Abrazar la ilusión sobre la realidad

Abrazar la ilusión sobre la realidad no es un comportamiento limitado a las manifestaciones artísticas del presente. En la historia del arte abundan los ejemplos de representaciones mágicas, imposibles y hasta hiperfocalizadas que sustituyen la verdad literal en la visión de artistas y espectadores en favor del escapismo de lo convencional, del juego perceptual a nivel cerebral y de las emociones artificiales creadas a partir de imágenes separadas de la realidad.

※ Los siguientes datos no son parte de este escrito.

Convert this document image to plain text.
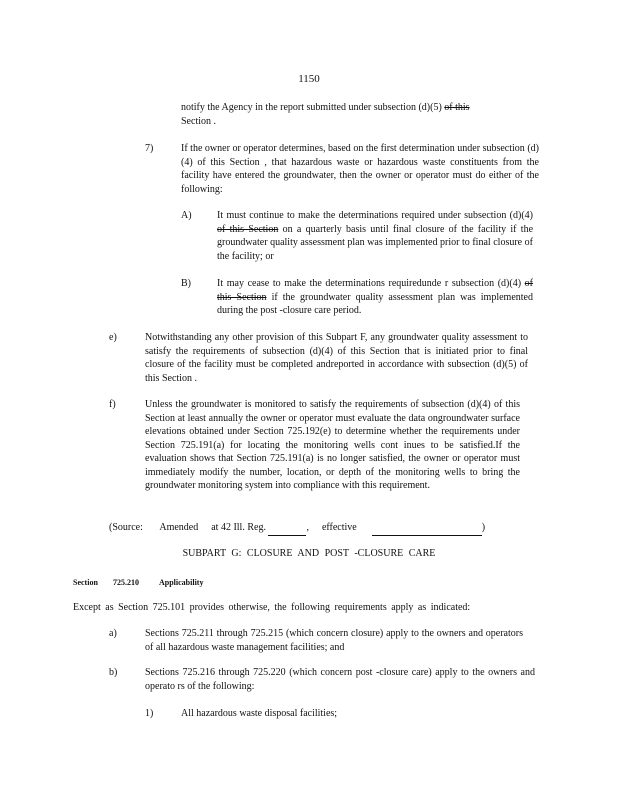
1150
notify the Agency in the report submitted under subsection (d)(5) of this
Section .
7)	If the owner or operator determines, based on the first determination under subsection (d)(4) of this Section , that hazardous waste or hazardous waste constituents from the facility have entered the groundwater, then the owner or operator must do either of the following:
A)	It must continue to make the determinations required under subsection (d)(4) of this Section on a quarterly basis until final closure of the facility if the groundwater quality assessment plan was implemented prior to final closure of the facility; or
B)	It may cease to make the determinations requiredunde r subsection (d)(4) of this Section if the groundwater quality assessment plan was implemented during the post -closure care period.
e)	Notwithstanding any other provision of this Subpart F, any groundwater quality assessment to satisfy the requirements of subsection (d)(4) of this Section that is initiated prior to final closure of the facility must be completed andreported in accordance with subsection (d)(5) of this Section .
f)	Unless the groundwater is monitored to satisfy the requirements of subsection (d)(4) of this Section at least annually the owner or operator must evaluate the data ongroundwater surface elevations obtained under Section 725.192(e) to determine whether the requirements under Section 725.191(a) for locating the monitoring wells cont inues to be satisfied.If the evaluation shows that Section 725.191(a) is no longer satisfied, the owner or operator must immediately modify the number, location, or depth of the monitoring wells to bring the groundwater monitoring system into compliance with this requirement.
(Source: Amended at 42 Ill. Reg.	,  effective	)
SUBPART G: CLOSURE AND POST -CLOSURE CARE
Section 725.210	Applicability
Except as Section 725.101 provides otherwise, the following requirements apply as indicated:
a)	Sections 725.211 through 725.215 (which concern closure) apply to the owners and operators of all hazardous waste management facilities; and
b)	Sections 725.216 through 725.220 (which concern post -closure care) apply to the owners and operato rs of the following:
1)	All hazardous waste disposal facilities;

Como elección creativa, la ilusión ciertamente permite a la mente humana explorar mundos alternativos y espacios psicológicos profundos, pero también la envuelve en paradojas que las narrativas de artistas, curadores y mercado no pueden resolver satisfactoriamente.

La viralizada e efímera ilusión de una caverna monumental sobre el puente más antiguo de París, realizada por JR, el photograffeur (mezcla de fotógrafo y grafitero), afirma su trabajo en la fotografía a gran escala con métodos de exhibición pública propios del llamado “arte callejero”. Sin embargo, a la vez se inscribe comercialmente en una vena más riesgosa en términos de independencia creativa por el activo patrocinio económico y técnico de empresas privadas como Salesforce, Bloomberg Connects, Paris Aéroport y Snap, sumado a la necesidad de crear merchandising para costear los poco más de diez millones de euros que costó la realización de una obra que, además, demandó más de un año de preparación.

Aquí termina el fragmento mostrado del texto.